Have we forgotten what the gospel is?

May 22, 2018

Saying things about God does not constitute the preaching of the gospel. Yet after Bishop Curry’s address at the royal wedding I fear that large swathes of the Church are not able to make this distinction. Now, I do not wish to attack Bishop Curry, he spoke eloquently and with passion, perhaps he never intended to preach the gospel. My concern is that many seem to think he did and that he did a fantastic job of it.

I know this post will bring division on the scale of the recent Laurel/Yanny saga but I haven’t been able to shake these words out of my head for days now. I have no axe to grind with the royal wedding and no spite towards Bishop Curry, but I must speak out against the dilution of the gospel.

“For I am not ashamed of the gospel of Christ, for it is the power of God to salvation for everyone who believes…” Romans 1:16

The gospel belongs to God and it is principally about Him, not us. We are not at liberty to add to it, nor take away from it however much we might be tempted. For in this gospel alone is salvation for mankind. Natural man doesn’t consider that he needs saving from anything. The proclamation of the true gospel should leave him under no uncertainty of his need of salvation. Salvation not principally from self, social constructs, oppression or even sin but from the great and terrible wrath of God against the sin in which he is presently living. If we as Christians are not able to define what we mean by ‘the gospel’, how on earth will we ever preach it?

If I were to decide to make a Victoria sponge, I would need to follow a recipe, using specific ingredients and sticking to certain guidelines. Let’s say I decide to use one egg instead of four and lard instead of butter, it’s safe to say that the end product could not rightly be described as Victoria sponge! The gospel is a specific thing. There are particular doctrinal ingredients that must be present if we are to preach the same gospel that Paul and the Apostles preached. If we flout this method it is not the gospel of God we are preaching but a gospel of our own making, devoid of salvific power.

Sin, judgement, Jesus as Christ, His atoning death and resurrection and repentance were the key ingredients of the gospel we find preached by Peter, Stephen and Paul in the book of Acts. The love of God is not mentioned in their preaching even once. Am I saying that God isn’t loving? No! I am simply showing that it is possible to preach the gospel without even mentioning the love of God. It clearly wasn’t central to the preaching of the early church. Peter was not crucified upside down for telling people that God loved them so much and that he wanted a relationship with them.

Can the message of the gospel be boiled down into ‘love is the way?’ Well, Jesus came to earth and encountered a world in a very similar state to our world today, a world full of loves and passions; we are lovers of self, lovers of money, lovers of pleasure (2 Tim 3:2-4) and given over to vile passions (Rom 1:26). Our problem isn’t that we don’t love, it’s that we love the wrong things. The root of all this perversity is sin, if our gospel doesn’t deal with the root we will never see change in the fruit.

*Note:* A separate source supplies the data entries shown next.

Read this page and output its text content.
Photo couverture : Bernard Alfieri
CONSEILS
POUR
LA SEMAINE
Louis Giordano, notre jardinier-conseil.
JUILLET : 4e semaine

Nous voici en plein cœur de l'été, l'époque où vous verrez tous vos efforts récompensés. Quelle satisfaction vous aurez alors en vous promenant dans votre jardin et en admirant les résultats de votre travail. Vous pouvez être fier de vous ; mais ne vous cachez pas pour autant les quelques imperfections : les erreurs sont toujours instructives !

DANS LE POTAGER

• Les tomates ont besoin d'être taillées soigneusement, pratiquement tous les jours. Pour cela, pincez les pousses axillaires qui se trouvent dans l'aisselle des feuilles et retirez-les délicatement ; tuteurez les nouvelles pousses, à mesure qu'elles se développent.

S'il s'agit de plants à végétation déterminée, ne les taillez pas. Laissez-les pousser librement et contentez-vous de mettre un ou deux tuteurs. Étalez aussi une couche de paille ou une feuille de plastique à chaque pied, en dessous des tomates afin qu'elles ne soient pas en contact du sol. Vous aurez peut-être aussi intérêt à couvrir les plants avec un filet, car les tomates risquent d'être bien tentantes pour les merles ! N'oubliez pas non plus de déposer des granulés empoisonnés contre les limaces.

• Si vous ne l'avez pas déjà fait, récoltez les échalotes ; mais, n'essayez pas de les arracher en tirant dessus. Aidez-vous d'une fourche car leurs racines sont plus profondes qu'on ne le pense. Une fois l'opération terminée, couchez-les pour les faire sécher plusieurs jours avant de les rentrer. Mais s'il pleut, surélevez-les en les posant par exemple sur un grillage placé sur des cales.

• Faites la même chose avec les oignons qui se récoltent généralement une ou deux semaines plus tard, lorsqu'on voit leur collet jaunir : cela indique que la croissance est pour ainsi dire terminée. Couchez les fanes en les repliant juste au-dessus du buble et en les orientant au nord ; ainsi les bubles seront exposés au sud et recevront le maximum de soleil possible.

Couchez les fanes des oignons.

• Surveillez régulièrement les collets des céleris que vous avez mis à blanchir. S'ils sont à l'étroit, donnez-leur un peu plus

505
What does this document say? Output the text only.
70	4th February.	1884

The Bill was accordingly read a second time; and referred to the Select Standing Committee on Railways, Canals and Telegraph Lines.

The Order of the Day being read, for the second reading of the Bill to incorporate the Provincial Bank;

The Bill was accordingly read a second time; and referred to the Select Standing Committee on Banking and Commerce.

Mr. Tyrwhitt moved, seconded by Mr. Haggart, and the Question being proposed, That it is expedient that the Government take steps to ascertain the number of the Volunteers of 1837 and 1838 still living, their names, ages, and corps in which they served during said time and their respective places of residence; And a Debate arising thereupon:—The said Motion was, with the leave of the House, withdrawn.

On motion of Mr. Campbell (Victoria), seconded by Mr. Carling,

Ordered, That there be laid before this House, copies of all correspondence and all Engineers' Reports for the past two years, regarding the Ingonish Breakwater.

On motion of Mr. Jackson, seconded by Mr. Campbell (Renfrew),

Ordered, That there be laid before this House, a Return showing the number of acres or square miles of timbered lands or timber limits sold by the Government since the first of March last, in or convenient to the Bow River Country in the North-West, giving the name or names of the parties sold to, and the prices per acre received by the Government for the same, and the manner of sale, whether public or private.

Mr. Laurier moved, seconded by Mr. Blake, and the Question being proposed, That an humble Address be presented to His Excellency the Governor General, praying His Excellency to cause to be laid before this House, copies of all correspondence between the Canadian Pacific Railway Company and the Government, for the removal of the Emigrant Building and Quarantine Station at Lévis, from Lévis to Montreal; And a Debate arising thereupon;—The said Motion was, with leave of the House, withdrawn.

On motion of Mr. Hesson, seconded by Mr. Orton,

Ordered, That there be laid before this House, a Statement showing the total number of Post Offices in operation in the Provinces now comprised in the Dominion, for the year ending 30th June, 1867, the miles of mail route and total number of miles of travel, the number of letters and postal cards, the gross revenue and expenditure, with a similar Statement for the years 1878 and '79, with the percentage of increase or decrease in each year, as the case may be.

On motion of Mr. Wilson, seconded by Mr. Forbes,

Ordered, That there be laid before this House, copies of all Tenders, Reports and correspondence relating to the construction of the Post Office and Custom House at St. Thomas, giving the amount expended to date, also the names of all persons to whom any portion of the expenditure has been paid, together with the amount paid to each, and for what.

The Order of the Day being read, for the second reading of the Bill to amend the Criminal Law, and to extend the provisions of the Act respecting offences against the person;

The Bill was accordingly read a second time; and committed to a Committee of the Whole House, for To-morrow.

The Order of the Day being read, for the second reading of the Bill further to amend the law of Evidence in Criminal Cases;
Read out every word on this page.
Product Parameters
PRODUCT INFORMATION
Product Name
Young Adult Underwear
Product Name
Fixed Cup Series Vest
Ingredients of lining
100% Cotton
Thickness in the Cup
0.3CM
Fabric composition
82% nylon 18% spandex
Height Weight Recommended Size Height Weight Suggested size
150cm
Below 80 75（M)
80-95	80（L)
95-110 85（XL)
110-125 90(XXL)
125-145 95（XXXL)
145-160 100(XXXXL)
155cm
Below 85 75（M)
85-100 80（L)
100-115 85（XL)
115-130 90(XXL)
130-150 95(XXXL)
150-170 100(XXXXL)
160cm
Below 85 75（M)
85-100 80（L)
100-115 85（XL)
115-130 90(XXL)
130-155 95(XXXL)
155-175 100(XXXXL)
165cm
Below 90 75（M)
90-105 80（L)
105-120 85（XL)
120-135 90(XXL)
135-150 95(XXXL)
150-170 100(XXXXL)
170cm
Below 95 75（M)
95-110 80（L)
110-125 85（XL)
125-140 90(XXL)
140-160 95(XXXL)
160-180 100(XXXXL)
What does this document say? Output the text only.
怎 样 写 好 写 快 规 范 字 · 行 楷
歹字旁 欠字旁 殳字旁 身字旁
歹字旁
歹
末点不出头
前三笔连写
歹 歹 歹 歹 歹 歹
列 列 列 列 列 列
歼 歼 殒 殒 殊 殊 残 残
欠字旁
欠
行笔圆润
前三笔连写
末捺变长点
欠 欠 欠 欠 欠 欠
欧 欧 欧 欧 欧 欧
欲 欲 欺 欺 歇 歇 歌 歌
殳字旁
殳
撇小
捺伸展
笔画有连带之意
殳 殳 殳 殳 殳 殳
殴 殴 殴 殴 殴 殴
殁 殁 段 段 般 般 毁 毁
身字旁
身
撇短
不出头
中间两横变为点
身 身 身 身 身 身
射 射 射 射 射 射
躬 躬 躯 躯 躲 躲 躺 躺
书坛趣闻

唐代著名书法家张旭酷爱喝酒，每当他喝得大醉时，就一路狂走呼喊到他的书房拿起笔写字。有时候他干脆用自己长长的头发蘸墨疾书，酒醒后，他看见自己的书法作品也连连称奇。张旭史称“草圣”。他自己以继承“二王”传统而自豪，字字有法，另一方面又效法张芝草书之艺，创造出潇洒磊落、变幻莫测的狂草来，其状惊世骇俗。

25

“The preacher who ignores these three awful and inexorable truths (sin, wrath and judgement) preaches an emasculated gospel, be he never so faithful in proclaiming other truth. He who preaches the love of God to the exclusion of God’s justice and wrath proclaims but idle sentiment. No one will ever truly desire salvation unless he first realises that there is something to be saved from…In no way can the love of God be so clearly, beautifully and convincingly set forth as in the fact that God makes plain to the sinner his condition and peril, and then shows him the way of escape, having, in His great mercy, Himself provided it at infinite cost. Now, at this point the Gospel comes in as indeed good news, showing God’s love for the sinner.” – R. A. Torrey

“When love is the way, we know that God is the source of us all, and we are brothers and sisters, children of God.” Bishop Curry

No, we are not all children of God. We are not all brothers and sisters in Him. Adoption into God’s family is conferred upon the receiving of Jesus as Lord (John 1:12). It is not of natural means that we become his children but of spiritual (John 3:3). God’s love in this respect is not unconditional, it is conditional upon faith and faith is a condition. This is the beauty of the gospel that was being robbed by Bishop Curry, those who hear this message and put their faith in Christ are reconciled with the Father, those who reject it are not. The unregenerate Jews who came to dispute with Jesus in John chapter 8 saying “God is our father” were not humoured by Jesus. Nor did he throw an arm around their shoulder and say, “yes, you’re right, love is the way brother!” No, his words cut them to their core:

“You are of your father the devil, and the desires of your father you want to do.” John 8:44

I hate being the grinch but I had to pen something to stop the inner witness of the Spirit from jumping on my brain. Put simply, the gospel of Jesus Christ is something specific, it is defined by God and revealed in scripture and we are not free to change it. If we preach a sinless, repentance-free gospel we are no longer preaching the gospel of Christ but one of our own making. If we preach a wrathless, all-affirming God we are no longer preaching the God of the gospel but one of our own making.